Rebobinando
– Allá por 1985, recién salida de la RESAD, debutó en las ‘Bodas de sangre’ de José Luis Gómez. ¿Fue un golpe de suerte?
– Fue empeño de mi maestro Pepe Estruch, que me empujó a hacer la prueba. Gómez solo quería alumnas suyas, porque sabía que su gente trabajaba bien el verso. Sin embargo, yo estaba más pendiente de un personaje maravilloso que me iban a dar en la función de final de curso.
– Que era...
– El rey Juan, de Shakespeare.
– Bah, un autor menor.
– [Ríe.] Bueno, el caso es que me cogieron para el papel y estuve de gira por el mundo entero con la compañía de José Luis Gómez, con solo veinte años y a punto de casarme.
– ¡No me diga!
– Tenía mi novio, mi casa y mi boda a la vista. Pero a la vuelta de la gira, después de ver tanto mundo, ya no quería casarme.
– ¿Y se canceló todo?
– Sí. Cerré una puerta y se abrió otra que ahí sigue, de par en par.
– En 1992 se reencontró con Gómez en ‘Lope de Aguirre, traidor’, de Sanchis Sinisterra. ¿Qué había cambiado en esos ocho años?
– Habría que preguntárselo a José Luis, pero recuerdo que me dijo que había perdido inocencia y ganado madurez. Y que había adquirido una verdad interpretativa eficaz, no casual, es decir, que podía repetirla en cada ensayo y cada función.
– ¿Qué crítica negativa le ha dolido más?
– Me han dado palos por trabajos de dirección, en el sentido de “zapatero a tus zapatos”, algo que no me molesta, siempre y cuando las críticas sean objetivas. Pero como actriz, tuve una por mi papel en El matrimonio de Boston que me dolió. Me reprochaban que se notaba que era una actriz que venía de la televisión y que este tipo de intérpretes no valen para el teatro, cuando yo de donde vengo y de donde nunca he salido es del teatro, desde los veinte años, salvo en las dos primeras temporadas de Siete vidas. Era la primera vez que hacía una serie de televisión y no quería estropearlo descentrándome con otras cosas. Me dolió la desinformación de este caballero, cuyo nombre omitiré, y el clasismo estúpido que gusta de distinguir entre actores de un medio y de otro. Le reprochaba lo mismo a mi compañera en aquella función, Kiti Mánver [llevándose las manos a la cabeza], un pedazo de actriz, así que no le digo más.

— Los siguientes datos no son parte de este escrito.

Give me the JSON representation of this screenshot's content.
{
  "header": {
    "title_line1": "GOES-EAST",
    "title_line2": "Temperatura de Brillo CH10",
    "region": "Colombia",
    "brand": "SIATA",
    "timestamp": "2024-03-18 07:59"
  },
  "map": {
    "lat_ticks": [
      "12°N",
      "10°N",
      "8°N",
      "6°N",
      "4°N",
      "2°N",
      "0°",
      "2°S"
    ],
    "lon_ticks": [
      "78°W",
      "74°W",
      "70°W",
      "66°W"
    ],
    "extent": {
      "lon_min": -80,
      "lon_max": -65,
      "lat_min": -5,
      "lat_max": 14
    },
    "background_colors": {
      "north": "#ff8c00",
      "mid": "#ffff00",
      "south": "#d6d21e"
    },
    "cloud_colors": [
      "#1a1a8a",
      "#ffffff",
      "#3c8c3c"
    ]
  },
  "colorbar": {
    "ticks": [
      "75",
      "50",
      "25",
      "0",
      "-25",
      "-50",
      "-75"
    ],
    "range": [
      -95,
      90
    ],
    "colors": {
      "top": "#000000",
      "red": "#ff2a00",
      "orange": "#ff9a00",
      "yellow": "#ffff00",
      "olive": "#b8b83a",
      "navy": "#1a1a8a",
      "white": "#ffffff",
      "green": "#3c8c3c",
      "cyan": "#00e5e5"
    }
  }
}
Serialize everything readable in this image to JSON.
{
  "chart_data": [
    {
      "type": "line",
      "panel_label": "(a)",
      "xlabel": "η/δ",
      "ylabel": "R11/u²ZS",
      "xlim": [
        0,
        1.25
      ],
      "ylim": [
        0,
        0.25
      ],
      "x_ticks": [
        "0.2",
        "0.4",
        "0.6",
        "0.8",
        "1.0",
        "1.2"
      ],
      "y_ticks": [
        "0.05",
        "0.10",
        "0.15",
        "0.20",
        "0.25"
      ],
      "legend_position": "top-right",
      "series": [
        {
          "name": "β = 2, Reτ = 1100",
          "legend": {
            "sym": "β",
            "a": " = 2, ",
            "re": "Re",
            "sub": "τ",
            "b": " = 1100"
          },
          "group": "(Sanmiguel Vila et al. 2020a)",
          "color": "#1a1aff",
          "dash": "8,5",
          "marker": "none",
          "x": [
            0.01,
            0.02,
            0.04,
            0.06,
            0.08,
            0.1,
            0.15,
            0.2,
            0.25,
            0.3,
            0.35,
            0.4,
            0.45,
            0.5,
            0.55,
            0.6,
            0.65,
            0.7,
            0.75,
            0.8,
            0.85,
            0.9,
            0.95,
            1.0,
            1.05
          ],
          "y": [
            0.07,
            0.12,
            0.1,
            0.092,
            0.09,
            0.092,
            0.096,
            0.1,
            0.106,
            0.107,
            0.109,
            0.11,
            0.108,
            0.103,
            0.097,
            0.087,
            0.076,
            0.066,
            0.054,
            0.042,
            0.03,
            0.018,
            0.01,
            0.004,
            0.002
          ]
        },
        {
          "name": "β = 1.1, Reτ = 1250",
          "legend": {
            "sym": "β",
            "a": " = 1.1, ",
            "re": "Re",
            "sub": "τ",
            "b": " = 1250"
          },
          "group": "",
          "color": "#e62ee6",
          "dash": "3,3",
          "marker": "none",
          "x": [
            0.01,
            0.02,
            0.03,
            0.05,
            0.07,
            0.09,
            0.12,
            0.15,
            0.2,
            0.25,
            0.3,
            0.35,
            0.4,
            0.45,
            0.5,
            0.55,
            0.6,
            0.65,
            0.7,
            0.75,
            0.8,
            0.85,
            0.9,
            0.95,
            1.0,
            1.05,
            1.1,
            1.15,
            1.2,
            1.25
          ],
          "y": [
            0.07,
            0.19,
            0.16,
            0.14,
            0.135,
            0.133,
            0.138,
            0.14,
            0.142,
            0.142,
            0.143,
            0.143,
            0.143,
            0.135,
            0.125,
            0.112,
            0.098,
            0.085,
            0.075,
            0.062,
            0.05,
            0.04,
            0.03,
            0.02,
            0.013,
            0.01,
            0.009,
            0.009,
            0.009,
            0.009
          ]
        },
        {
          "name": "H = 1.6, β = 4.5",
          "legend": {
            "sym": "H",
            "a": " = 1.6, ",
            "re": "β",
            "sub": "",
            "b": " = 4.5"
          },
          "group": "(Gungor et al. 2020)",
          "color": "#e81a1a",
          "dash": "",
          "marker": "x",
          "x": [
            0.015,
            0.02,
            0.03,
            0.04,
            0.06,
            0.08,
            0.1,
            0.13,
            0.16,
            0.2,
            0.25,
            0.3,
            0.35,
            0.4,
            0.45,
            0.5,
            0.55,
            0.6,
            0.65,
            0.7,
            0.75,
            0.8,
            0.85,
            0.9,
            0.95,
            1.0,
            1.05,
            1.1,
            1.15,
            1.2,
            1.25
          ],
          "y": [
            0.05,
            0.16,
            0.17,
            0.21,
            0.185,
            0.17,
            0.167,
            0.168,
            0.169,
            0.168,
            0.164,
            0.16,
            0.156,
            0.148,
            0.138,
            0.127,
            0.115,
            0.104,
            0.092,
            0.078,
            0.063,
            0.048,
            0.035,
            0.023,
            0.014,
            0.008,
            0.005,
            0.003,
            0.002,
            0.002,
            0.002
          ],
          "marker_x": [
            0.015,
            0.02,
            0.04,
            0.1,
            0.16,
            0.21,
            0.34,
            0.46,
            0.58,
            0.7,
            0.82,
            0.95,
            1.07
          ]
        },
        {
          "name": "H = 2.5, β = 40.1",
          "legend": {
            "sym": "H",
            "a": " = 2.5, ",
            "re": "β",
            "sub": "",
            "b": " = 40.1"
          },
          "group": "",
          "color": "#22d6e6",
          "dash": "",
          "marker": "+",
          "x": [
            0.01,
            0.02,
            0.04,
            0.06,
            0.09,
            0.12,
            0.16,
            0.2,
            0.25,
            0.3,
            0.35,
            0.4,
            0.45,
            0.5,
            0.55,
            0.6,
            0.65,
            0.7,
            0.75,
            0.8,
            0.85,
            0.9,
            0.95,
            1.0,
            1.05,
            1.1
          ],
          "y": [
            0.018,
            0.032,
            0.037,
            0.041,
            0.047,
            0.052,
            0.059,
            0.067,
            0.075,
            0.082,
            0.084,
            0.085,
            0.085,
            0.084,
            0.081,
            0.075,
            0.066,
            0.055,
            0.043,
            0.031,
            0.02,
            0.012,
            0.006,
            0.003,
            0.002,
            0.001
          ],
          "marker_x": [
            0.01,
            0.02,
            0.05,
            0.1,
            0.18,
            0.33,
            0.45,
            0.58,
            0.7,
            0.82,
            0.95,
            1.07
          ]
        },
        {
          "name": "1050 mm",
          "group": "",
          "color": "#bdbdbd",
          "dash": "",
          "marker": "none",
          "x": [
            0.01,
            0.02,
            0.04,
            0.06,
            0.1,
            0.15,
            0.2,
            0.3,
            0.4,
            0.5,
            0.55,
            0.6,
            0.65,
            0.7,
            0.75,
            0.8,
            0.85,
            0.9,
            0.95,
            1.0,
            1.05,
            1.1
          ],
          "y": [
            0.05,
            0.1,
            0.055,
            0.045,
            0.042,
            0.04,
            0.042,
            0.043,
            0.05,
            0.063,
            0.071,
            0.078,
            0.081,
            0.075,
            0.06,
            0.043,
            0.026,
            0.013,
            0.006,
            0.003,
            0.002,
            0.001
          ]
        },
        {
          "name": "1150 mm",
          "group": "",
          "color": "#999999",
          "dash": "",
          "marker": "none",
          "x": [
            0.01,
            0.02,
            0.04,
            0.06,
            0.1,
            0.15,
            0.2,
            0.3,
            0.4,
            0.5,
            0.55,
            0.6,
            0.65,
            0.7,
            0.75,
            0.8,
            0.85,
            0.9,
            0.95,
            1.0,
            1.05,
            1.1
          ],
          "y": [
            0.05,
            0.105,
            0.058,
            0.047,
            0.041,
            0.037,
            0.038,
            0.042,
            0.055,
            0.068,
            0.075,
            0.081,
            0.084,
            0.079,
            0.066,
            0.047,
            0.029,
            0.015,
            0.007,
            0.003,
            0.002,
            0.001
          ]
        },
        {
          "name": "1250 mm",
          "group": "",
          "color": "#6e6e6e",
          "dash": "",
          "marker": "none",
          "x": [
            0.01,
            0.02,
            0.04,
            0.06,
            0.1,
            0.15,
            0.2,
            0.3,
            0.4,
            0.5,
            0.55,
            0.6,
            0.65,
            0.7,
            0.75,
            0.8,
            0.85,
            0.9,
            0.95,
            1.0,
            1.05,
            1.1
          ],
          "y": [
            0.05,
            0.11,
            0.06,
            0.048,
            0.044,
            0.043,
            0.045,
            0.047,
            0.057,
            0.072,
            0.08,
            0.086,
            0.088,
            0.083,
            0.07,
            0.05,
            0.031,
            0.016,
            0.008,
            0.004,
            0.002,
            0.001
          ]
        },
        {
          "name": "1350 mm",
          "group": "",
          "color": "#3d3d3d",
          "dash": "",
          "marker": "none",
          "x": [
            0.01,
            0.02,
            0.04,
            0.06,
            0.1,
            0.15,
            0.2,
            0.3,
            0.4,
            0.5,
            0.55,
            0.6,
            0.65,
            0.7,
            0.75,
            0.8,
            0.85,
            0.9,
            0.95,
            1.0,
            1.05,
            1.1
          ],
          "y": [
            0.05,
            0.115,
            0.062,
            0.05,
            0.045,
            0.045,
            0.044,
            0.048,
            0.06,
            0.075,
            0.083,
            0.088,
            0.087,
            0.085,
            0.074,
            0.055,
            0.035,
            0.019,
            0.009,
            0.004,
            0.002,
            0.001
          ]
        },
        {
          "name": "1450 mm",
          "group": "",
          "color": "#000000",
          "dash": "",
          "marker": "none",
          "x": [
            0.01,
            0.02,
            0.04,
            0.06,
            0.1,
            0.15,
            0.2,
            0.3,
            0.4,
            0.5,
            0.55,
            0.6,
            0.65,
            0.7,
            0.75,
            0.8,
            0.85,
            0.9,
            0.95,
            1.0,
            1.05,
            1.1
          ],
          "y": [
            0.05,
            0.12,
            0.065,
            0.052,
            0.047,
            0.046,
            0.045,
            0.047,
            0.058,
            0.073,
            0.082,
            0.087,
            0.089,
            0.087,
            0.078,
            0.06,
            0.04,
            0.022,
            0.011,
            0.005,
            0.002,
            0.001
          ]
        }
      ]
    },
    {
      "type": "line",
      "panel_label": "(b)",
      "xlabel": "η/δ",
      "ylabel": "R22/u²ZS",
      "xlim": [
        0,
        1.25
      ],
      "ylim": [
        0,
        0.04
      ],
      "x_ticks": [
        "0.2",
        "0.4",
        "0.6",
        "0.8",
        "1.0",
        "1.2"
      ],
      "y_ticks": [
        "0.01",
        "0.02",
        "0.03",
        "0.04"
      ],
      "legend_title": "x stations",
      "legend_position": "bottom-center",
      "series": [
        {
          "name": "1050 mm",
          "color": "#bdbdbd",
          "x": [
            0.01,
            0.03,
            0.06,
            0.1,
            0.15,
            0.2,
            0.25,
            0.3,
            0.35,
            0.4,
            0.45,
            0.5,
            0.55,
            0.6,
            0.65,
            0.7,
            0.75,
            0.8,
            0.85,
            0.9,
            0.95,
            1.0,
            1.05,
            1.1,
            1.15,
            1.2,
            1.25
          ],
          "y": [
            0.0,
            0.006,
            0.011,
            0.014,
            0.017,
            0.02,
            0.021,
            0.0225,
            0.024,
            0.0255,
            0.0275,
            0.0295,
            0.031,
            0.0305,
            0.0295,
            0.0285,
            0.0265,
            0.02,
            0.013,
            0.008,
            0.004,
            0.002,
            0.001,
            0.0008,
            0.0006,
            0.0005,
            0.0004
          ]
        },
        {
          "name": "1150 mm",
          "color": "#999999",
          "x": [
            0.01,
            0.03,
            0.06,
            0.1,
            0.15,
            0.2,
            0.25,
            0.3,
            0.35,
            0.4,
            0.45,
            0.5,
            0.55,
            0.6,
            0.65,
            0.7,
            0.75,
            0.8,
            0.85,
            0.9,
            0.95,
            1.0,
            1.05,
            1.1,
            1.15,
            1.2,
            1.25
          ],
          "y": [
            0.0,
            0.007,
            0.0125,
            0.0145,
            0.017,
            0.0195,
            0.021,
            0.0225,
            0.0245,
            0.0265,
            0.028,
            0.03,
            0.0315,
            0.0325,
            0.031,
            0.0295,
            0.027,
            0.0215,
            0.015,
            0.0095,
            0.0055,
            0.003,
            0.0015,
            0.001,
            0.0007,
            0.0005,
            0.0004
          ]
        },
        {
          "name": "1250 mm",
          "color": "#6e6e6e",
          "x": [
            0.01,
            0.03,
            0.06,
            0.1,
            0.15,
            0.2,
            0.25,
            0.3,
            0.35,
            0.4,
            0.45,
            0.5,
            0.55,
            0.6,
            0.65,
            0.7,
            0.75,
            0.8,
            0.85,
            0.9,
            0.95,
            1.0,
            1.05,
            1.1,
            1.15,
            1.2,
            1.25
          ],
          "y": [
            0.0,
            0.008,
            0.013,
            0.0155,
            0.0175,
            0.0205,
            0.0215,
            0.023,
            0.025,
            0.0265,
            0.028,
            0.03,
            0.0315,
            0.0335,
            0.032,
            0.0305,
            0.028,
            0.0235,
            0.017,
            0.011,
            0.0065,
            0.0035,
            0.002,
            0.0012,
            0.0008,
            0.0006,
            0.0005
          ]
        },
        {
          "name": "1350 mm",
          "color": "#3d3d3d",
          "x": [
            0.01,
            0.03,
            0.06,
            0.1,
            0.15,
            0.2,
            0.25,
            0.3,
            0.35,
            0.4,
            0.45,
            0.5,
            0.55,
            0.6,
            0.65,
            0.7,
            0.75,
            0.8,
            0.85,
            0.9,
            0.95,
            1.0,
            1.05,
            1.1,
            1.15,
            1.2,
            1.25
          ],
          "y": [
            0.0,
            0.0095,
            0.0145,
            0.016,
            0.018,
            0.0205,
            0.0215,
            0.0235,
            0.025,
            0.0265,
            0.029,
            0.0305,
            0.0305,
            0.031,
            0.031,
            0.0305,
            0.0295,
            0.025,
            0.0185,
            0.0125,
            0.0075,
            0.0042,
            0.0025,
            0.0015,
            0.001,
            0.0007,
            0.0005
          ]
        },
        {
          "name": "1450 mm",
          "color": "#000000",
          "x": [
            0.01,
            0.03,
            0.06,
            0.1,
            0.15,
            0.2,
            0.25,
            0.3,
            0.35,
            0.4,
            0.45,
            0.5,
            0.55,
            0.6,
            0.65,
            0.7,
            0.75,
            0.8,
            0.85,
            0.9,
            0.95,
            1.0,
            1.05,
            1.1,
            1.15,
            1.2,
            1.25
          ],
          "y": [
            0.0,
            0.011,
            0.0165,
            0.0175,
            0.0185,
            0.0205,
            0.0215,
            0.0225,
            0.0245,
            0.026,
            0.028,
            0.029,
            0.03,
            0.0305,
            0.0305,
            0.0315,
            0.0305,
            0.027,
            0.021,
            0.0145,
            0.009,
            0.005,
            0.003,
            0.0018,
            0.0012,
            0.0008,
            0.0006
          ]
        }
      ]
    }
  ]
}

– Una reseña de su Hamlet se titulaba: “Santa Blanca Portillo sube a los cielos”. ¿Los rendidos halagos le incomodan?
– Me dan pudor. De verdad que no creo que sea para tanto. Mi sensación es que yo cojo mi pico y mi pala y trabajo. Me cuesta valorar los elogios.
– Además de José Luis Gómez, la han dirigido otros veteranos, como Miguel Narros o José Carlos Plaza, y jóvenes como Andrés Lima, Sergi Belbel, Helena Pimenta, Tomaz Pandur... ¿Cuál cree que le ha influido más y por qué?
– Debo mencionar a tres, sinceramente. José Luis Gómez me abrió las puertas al trabajo con la palabra, me metió a machamartillo el rigor en la expresión y el amor al lenguaje. Algo que hace poco pude compartir de nuevo con él en la lectura dramatizada de La vida es sueño para el tricentenario de la RAE.
– ¿Y después?
– Después con Jorge Lavelli descubrí una lectura de la realidad. Él no hace teatro para imitar a la vida, sino para inventar una vida nueva. Para lo otro ya están los documentales. La obra de arte es una lectura sobre la vida, pero con vida propia. Tu cuerpo, tu mente y tu capacidad creativa están al servicio de una nueva manera de contar las cosas. Aquello me cambió. Y luego llegó Pandur. Con él descubrí a alguien que hace el montaje a tu lado. Somos dos creadores a la misma altura y vamos a construir un mundo juntos. La mezcla de estos tres directores es lo que me interesa.